In Österreich, besonders in Tirol, besitzt die arbeitende Bevölkerung kaum Klassenbewusstsein. Das hängt mit der Geschichte des Landes zusammen, das auf keine größeren Klassenkämpfe zurückschauen kann. Die wenigen Auseinandersetzungen zwischen Proletariat und besitzender Klasse wurden in der Nachkriegszeit durch Sozialdemokratie und Sozialpartnerschaft erfolgreich (schein-)befriedet. Wer kein Bewusstsein für seine soziale Herkunft hat, bezieht sich schnell auf seine Heimat als Identität. Eine falsche Trennlinie zwischen einem nationalen Innen und einem bedrohlichen Außen entsteht.

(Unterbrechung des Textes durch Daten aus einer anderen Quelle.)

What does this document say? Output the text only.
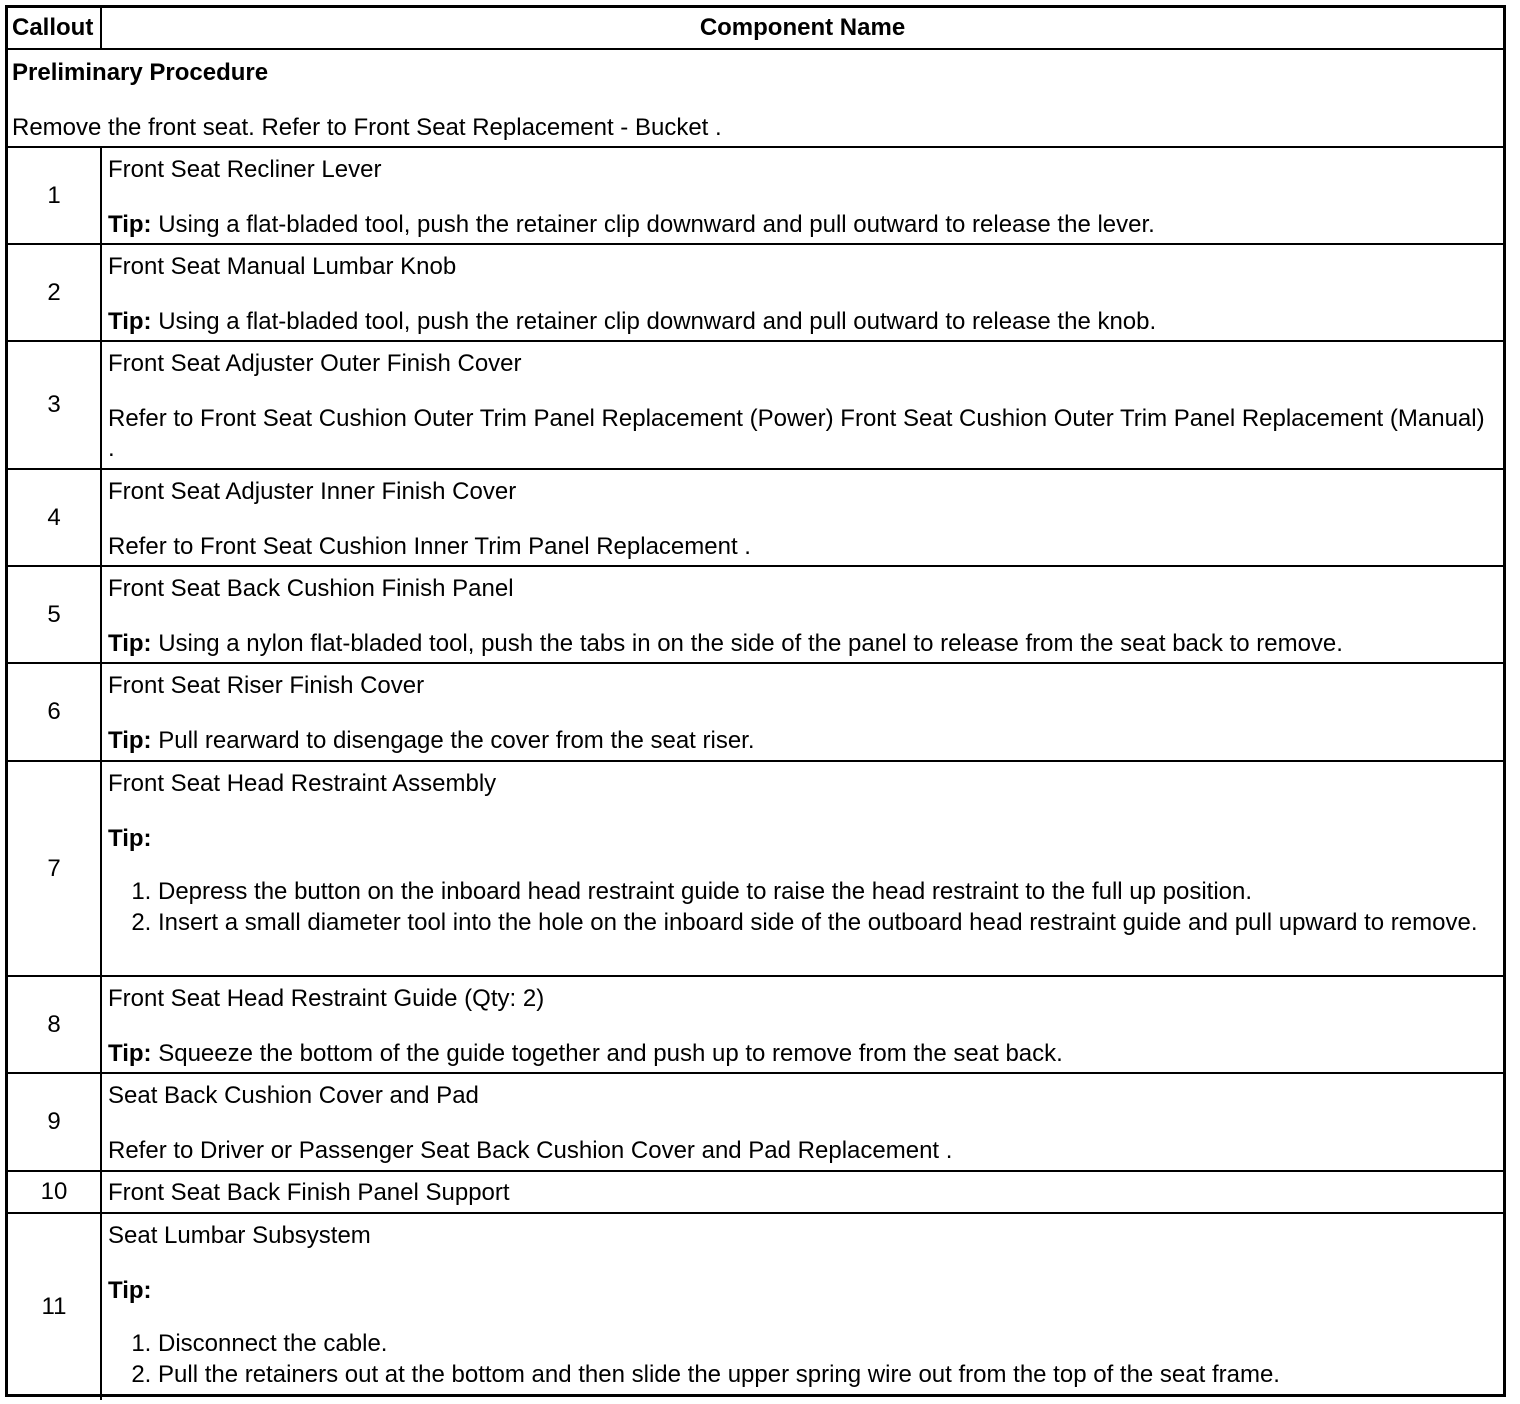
Callout	Component Name

Preliminary Procedure

Remove the front seat. Refer to Front Seat Replacement - Bucket .

1

Front Seat Recliner Lever

Tip: Using a flat-bladed tool, push the retainer clip downward and pull outward to release the lever.

2

Front Seat Manual Lumbar Knob

Tip: Using a flat-bladed tool, push the retainer clip downward and pull outward to release the knob.

3

Front Seat Adjuster Outer Finish Cover

Refer to Front Seat Cushion Outer Trim Panel Replacement (Power) Front Seat Cushion Outer Trim Panel Replacement (Manual) .

4

Front Seat Adjuster Inner Finish Cover

Refer to Front Seat Cushion Inner Trim Panel Replacement .

5

Front Seat Back Cushion Finish Panel

Tip: Using a nylon flat-bladed tool, push the tabs in on the side of the panel to release from the seat back to remove.

6

Front Seat Riser Finish Cover

Tip: Pull rearward to disengage the cover from the seat riser.

7

Front Seat Head Restraint Assembly

Tip:

1. Depress the button on the inboard head restraint guide to raise the head restraint to the full up position.
2. Insert a small diameter tool into the hole on the inboard side of the outboard head restraint guide and pull upward to remove.
8

Front Seat Head Restraint Guide (Qty: 2)

Tip: Squeeze the bottom of the guide together and push up to remove from the seat back.

9

Seat Back Cushion Cover and Pad

Refer to Driver or Passenger Seat Back Cushion Cover and Pad Replacement .

10	Front Seat Back Finish Panel Support

11

Seat Lumbar Subsystem

Tip:

1. Disconnect the cable.
2. Pull the retainers out at the bottom and then slide the upper spring wire out from the top of the seat frame.
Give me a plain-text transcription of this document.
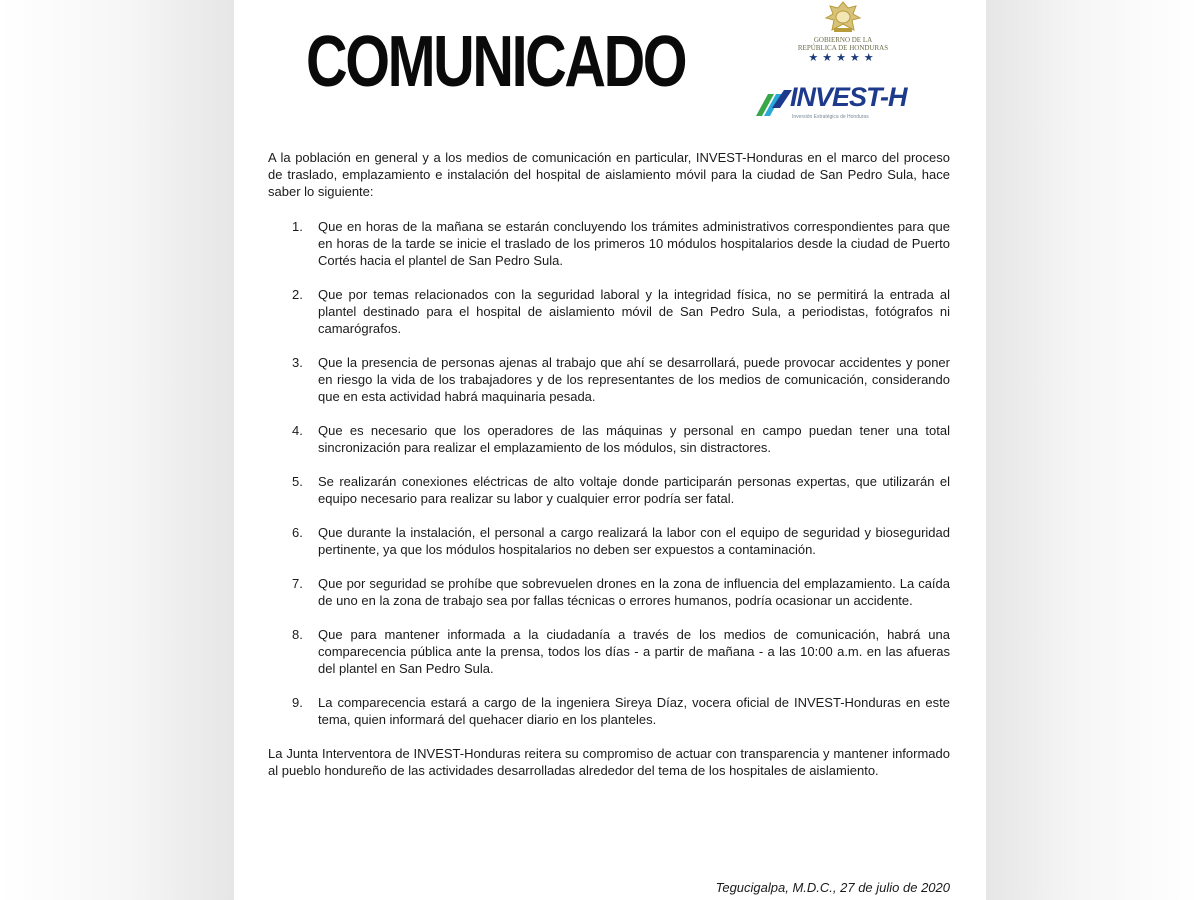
COMUNICADO	GOBIERNO DE LA
REPÚBLICA DE HONDURAS
★★★★★
INVEST-H
Inversión Estratégica de Honduras

A la población en general y a los medios de comunicación en particular, INVEST-Honduras en el marco del proceso de traslado, emplazamiento e instalación del hospital de aislamiento móvil para la ciudad de San Pedro Sula, hace saber lo siguiente:

1. Que en horas de la mañana se estarán concluyendo los trámites administrativos correspondientes para que en horas de la tarde se inicie el traslado de los primeros 10 módulos hospitalarios desde la ciudad de Puerto Cortés hacia el plantel de San Pedro Sula.
2. Que por temas relacionados con la seguridad laboral y la integridad física, no se permitirá la entrada al plantel destinado para el hospital de aislamiento móvil de San Pedro Sula, a periodistas, fotógrafos ni camarógrafos.
3. Que la presencia de personas ajenas al trabajo que ahí se desarrollará, puede provocar accidentes y poner en riesgo la vida de los trabajadores y de los representantes de los medios de comunicación, considerando que en esta actividad habrá maquinaria pesada.
4. Que es necesario que los operadores de las máquinas y personal en campo puedan tener una total sincronización para realizar el emplazamiento de los módulos, sin distractores.
5. Se realizarán conexiones eléctricas de alto voltaje donde participarán personas expertas, que utilizarán el equipo necesario para realizar su labor y cualquier error podría ser fatal.
6. Que durante la instalación, el personal a cargo realizará la labor con el equipo de seguridad y bioseguridad pertinente, ya que los módulos hospitalarios no deben ser expuestos a contaminación.
7. Que por seguridad se prohíbe que sobrevuelen drones en la zona de influencia del emplazamiento. La caída de uno en la zona de trabajo sea por fallas técnicas o errores humanos, podría ocasionar un accidente.
8. Que para mantener informada a la ciudadanía a través de los medios de comunicación, habrá una comparecencia pública ante la prensa, todos los días - a partir de mañana - a las 10:00 a.m. en las afueras del plantel en San Pedro Sula.
9. La comparecencia estará a cargo de la ingeniera Sireya Díaz, vocera oficial de INVEST-Honduras en este tema, quien informará del quehacer diario en los planteles.

La Junta Interventora de INVEST-Honduras reitera su compromiso de actuar con transparencia y mantener informado al pueblo hondureño de las actividades desarrolladas alrededor del tema de los hospitales de aislamiento.

Tegucigalpa, M.D.C., 27 de julio de 2020
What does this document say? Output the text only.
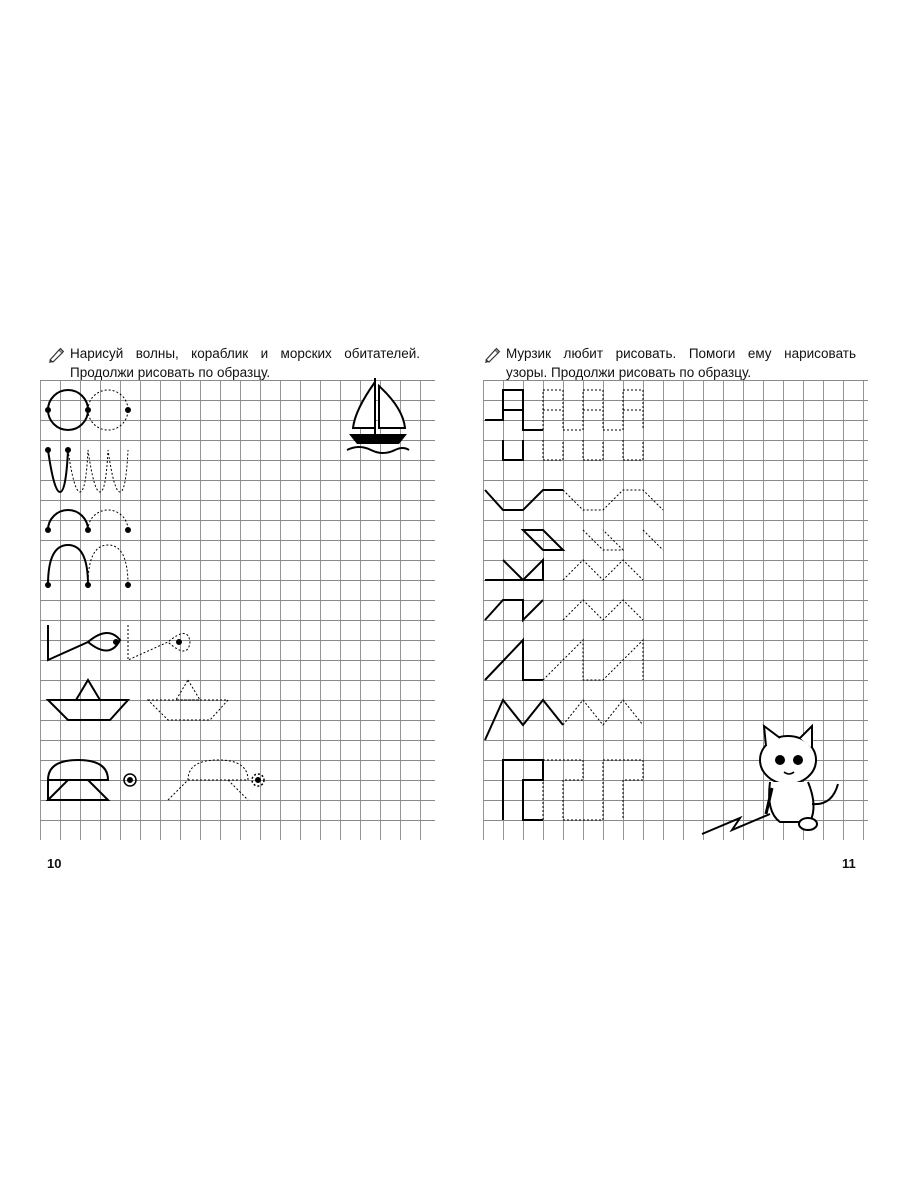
Нарисуй волны, кораблик и морских обитателей.
Продолжи рисовать по образцу.
10
Мурзик любит рисовать. Помоги ему нарисовать
узоры. Продолжи рисовать по образцу.
11
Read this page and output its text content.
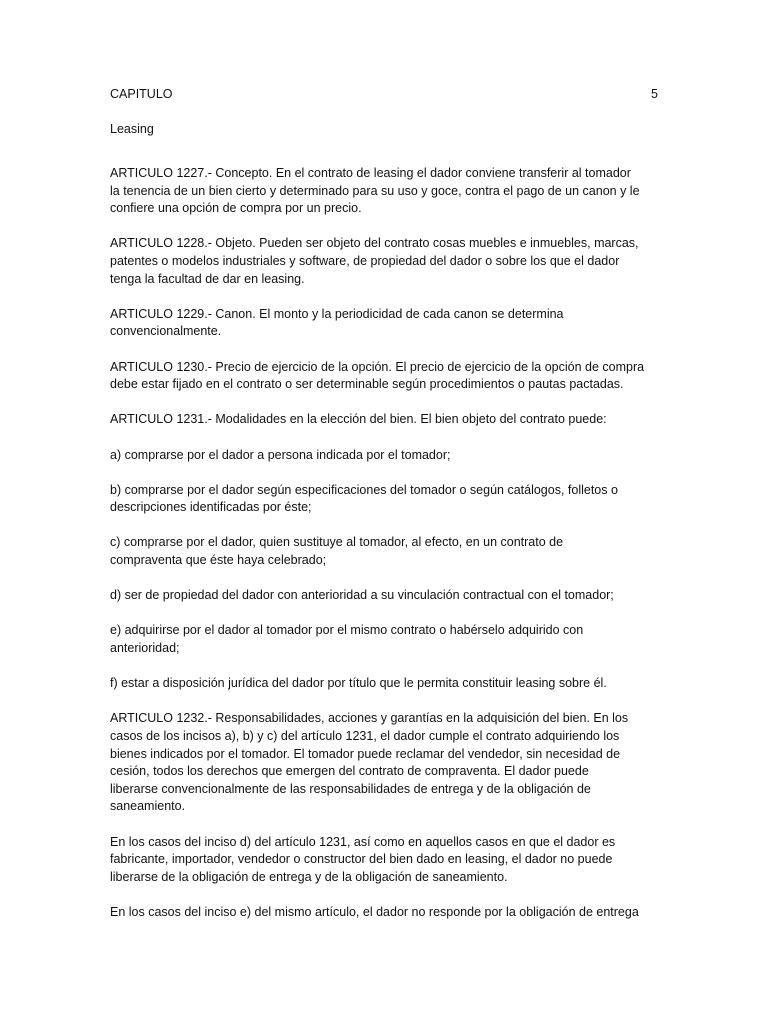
CAPITULO	5
Leasing

ARTICULO 1227.- Concepto. En el contrato de leasing el dador conviene transferir al tomador
la tenencia de un bien cierto y determinado para su uso y goce, contra el pago de un canon y le
confiere una opción de compra por un precio.

ARTICULO 1228.- Objeto. Pueden ser objeto del contrato cosas muebles e inmuebles, marcas,
patentes o modelos industriales y software, de propiedad del dador o sobre los que el dador
tenga la facultad de dar en leasing.

ARTICULO 1229.- Canon. El monto y la periodicidad de cada canon se determina
convencionalmente.

ARTICULO 1230.- Precio de ejercicio de la opción. El precio de ejercicio de la opción de compra
debe estar fijado en el contrato o ser determinable según procedimientos o pautas pactadas.

ARTICULO 1231.- Modalidades en la elección del bien. El bien objeto del contrato puede:

a) comprarse por el dador a persona indicada por el tomador;

b) comprarse por el dador según especificaciones del tomador o según catálogos, folletos o
descripciones identificadas por éste;

c) comprarse por el dador, quien sustituye al tomador, al efecto, en un contrato de
compraventa que éste haya celebrado;

d) ser de propiedad del dador con anterioridad a su vinculación contractual con el tomador;

e) adquirirse por el dador al tomador por el mismo contrato o habérselo adquirido con
anterioridad;

f) estar a disposición jurídica del dador por título que le permita constituir leasing sobre él.

ARTICULO 1232.- Responsabilidades, acciones y garantías en la adquisición del bien. En los
casos de los incisos a), b) y c) del artículo 1231, el dador cumple el contrato adquiriendo los
bienes indicados por el tomador. El tomador puede reclamar del vendedor, sin necesidad de
cesión, todos los derechos que emergen del contrato de compraventa. El dador puede
liberarse convencionalmente de las responsabilidades de entrega y de la obligación de
saneamiento.

En los casos del inciso d) del artículo 1231, así como en aquellos casos en que el dador es
fabricante, importador, vendedor o constructor del bien dado en leasing, el dador no puede
liberarse de la obligación de entrega y de la obligación de saneamiento.

En los casos del inciso e) del mismo artículo, el dador no responde por la obligación de entrega
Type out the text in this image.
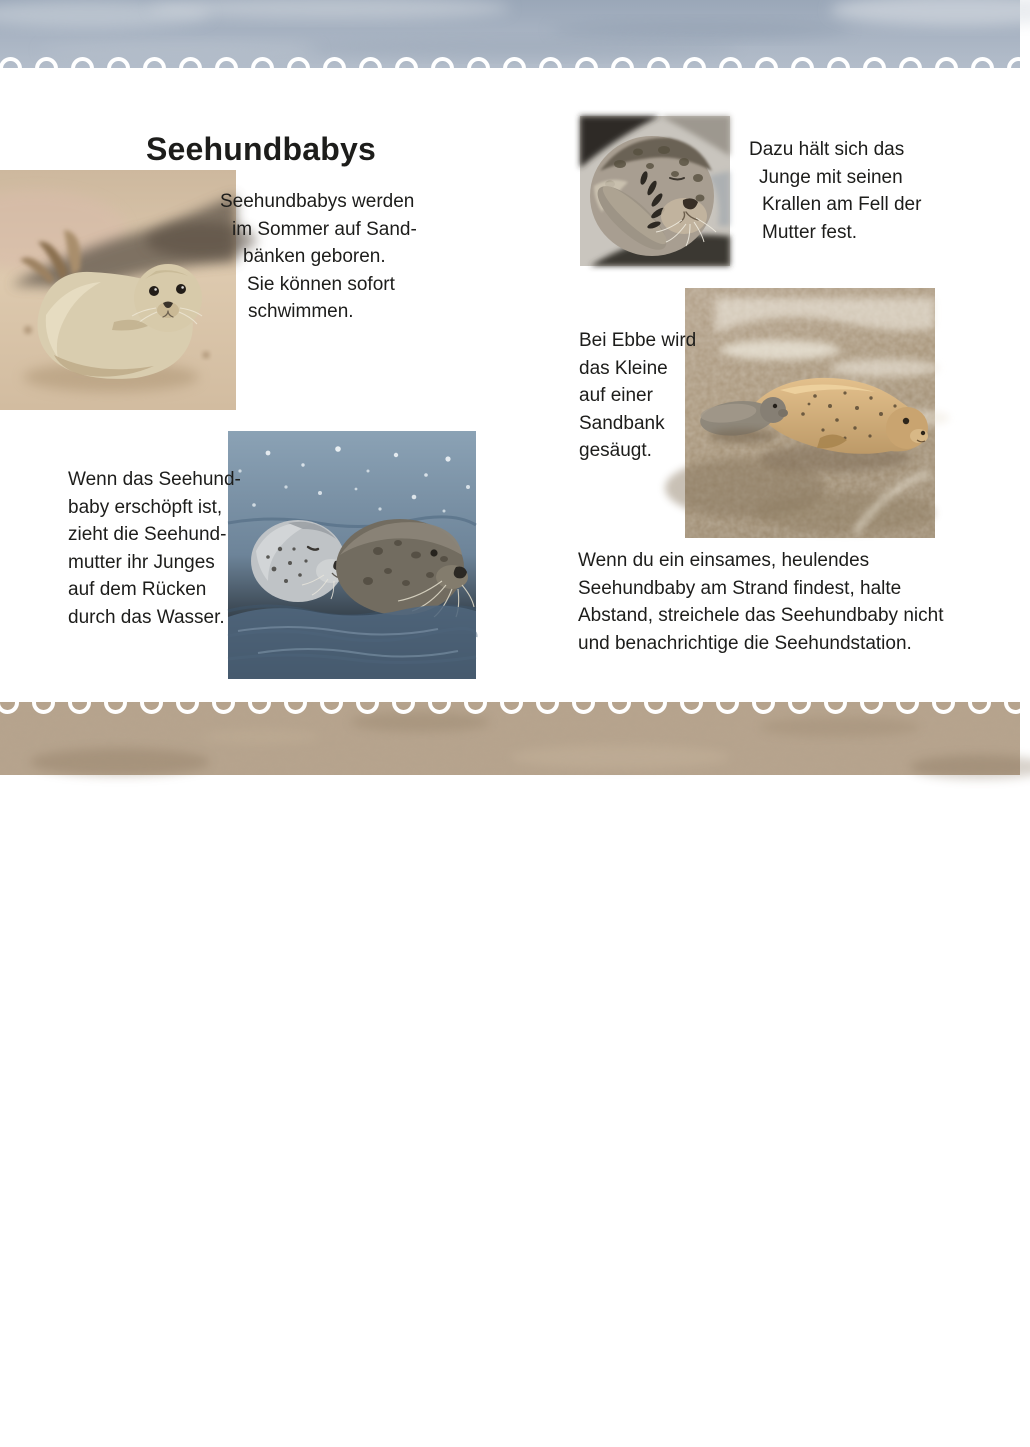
10	11
Seehundbabys
Seehundbabys werden
im Sommer auf Sand-
bänken geboren.
Sie können sofort
schwimmen.
Dazu hält sich das
Junge mit seinen
Krallen am Fell der
Mutter fest.
Bei Ebbe wird
das Kleine
auf einer
Sandbank
gesäugt.
Wenn das Seehund-
baby erschöpft ist,
zieht die Seehund-
mutter ihr Junges
auf dem Rücken
durch das Wasser.
Wenn du ein einsames, heulendes
Seehundbaby am Strand findest, halte
Abstand, streichele das Seehundbaby nicht
und benachrichtige die Seehundstation.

Die FPÖ Tirol tritt im Wahlkampf als jene politische Kraft auf, die diese fremdenfeindlichen Gefühle offen aus- und anspricht und Handlungsvorschläge (direkte Ausgrenzung, Repression, Abschiebung) dazu formuliert. Die Partei benutzt dazu eine plumpe Sprache und dockt an die Ablehnung von „Political Correctness“ an. Rassismus wird so zu einem Pseudo-Widerstand, der sich von der Gesamtgesellschaft abgrenzt.
Mutter, Vater, Kind
Ähnlich wie in anderen europäischen Ländern greift der Neoliberalismus in den letzten Jahrzehnten den relativen Wohlstand der Arbeiter*innen an. Widerstand dagegen gibt es kaum. Klassisch sozialistische Werte wie Solidarität oder Gemeinschaft werden durch neoliberale Ideale – zum Beispiel Konkurrenzdenken, Individualismus und Selbstoptimierung – verdrängt. Die Einsamkeit, die daraus resultiert, treibt Menschen in die traditionelle Einheit der Kernfamilie.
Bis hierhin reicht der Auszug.